I am in the middle of desolation.
But as I began reading through the books of Matthew and Mark this week, my mindset about desolation has slowly started to change. I used to hate desolation. It meant that I wasn’t pouring into somebody and somebody wasn’t pouring into me. “Outside of community” was my synonym for “desolation.”
But this isn’t what Scripture teaches.
When Jesus heard that John the Baptist had been killed, “he withdrew … to a desolate place by himself” (Matt 14:13). Solidarity is something Jesus found… by being by himself, to be in a place where He could just be alone and no one could reach him.
Jesus taught and fed both the 4,000 and the 5,000 in a desolate place. In desolate places, no one can interrupt Jesus. People were not being distracted by their families at home, by the selling and trading of wares, by messengers, or by any other means. Jesus was free to teach and perform in a way he was not able to when he was in a town or village.

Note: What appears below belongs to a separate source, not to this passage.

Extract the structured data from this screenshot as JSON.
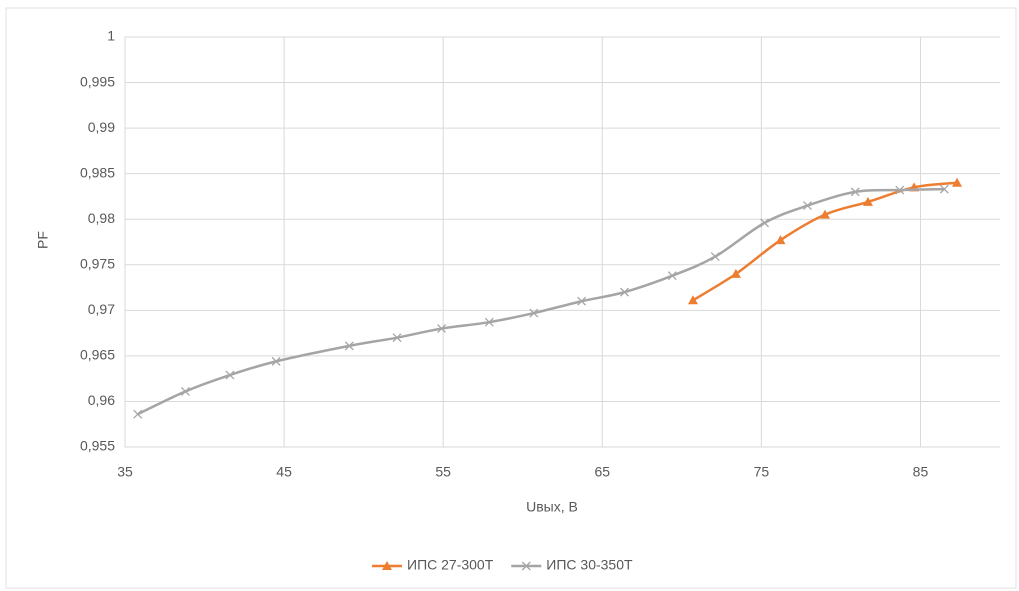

Jesus went to a desolate place, the Garden, to pray. Only there could He truly talk to God in peace and quiet, with no interruption and no other voices trying to get into His head.
Desolation is not a curse but a blessing from God. It’s a place where we aren’t asked to go but a place we are commanded to go.
…but today I ask you if this idea of biblical desolation even exists.
In a world of cell phones, internet, TV, and radio, is there a place where we are able to be completely disconnected? Are we able to escape the constant noise of the world and just sit and be? How do we silence the constant influx of information and news that is streamed directly to us on our phones and other handheld devices?
Can we truly shut down technology so that we can just be still and know God?